How to Measure “AI Literacy”
by
November 19, 2025
AI literacy is becoming a major consideration in employment. More employers are seeking candidates who understand AI and can use it effectively. However, just because a person uses AI frequently, that doesn’t necessarily mean they have high AI literacy. Like any other skillset, AI literacy is about knowing which tool to use for the task at hand. A recent Fisher Phillips memo breaks down AI literacy into four competencies:
“Awareness: Knowing AI’s strengths, weaknesses, and risks, including bias, hallucination, and privacy implications.
Application: Using AI tools to draft content, analyze data, or streamline workflows while maintaining human oversight.
Adaptability: Staying curious, experimenting safely, and learning as tools evolve.
Accountability: Knowing when to question, verify, or override AI output.”
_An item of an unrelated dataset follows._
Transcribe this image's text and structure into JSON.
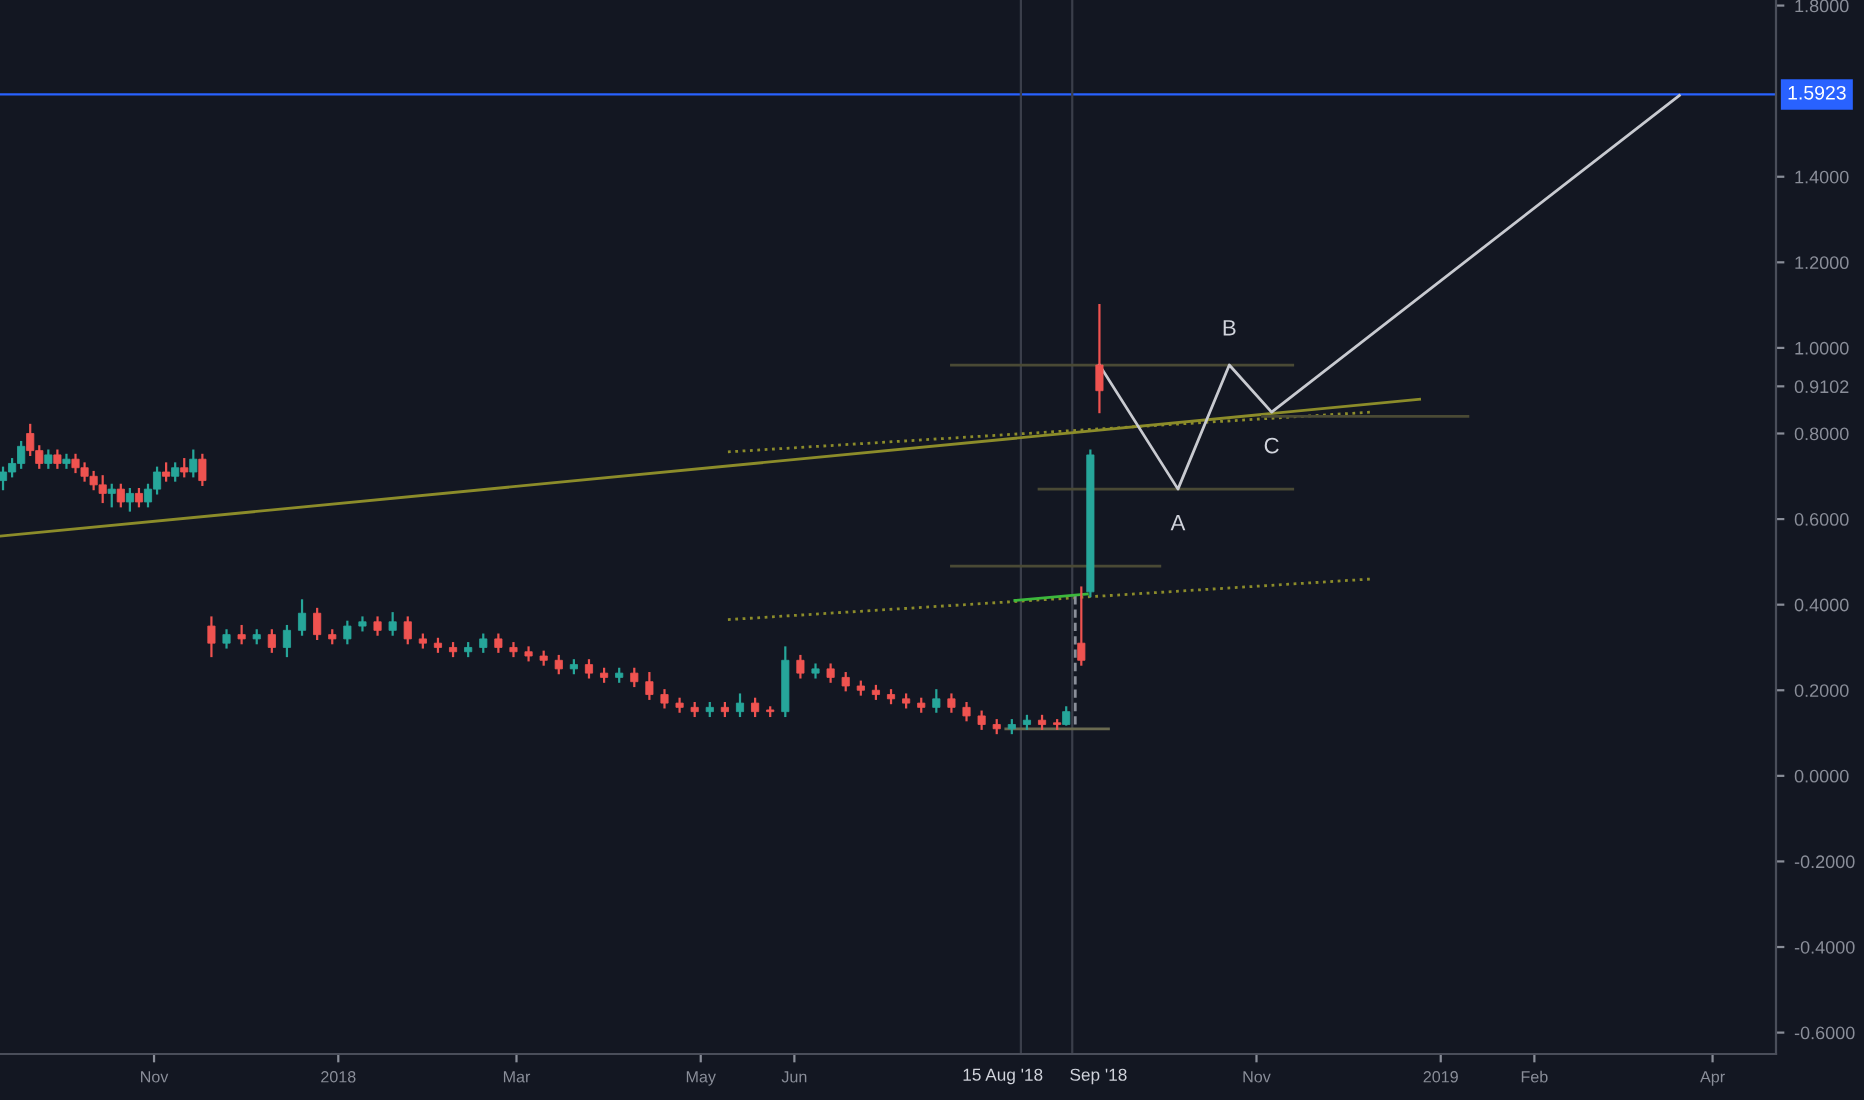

AI literacy isn’t about throwing AI at every task and producing “AI workslop.” It’s about understanding when AI can assist with or automate a task. AI literacy is also specific to job roles and responsibilities. Just because an employee can use AI to create a grocery list doesn’t mean that the same employee can use AI to analyze a dataset. AI is a tool, and like any tool, it is only as useful as the context of the situation allows. Therefore, there is no blanket one-size-fits-all test for AI literacy. Instead, a candidate or employee should be evaluated on their knowledge of how AI can be applied to their specific situation. Equally important, they should know when not to use AI and be familiar with the specific risks that AI brings to their role so they can mitigate them.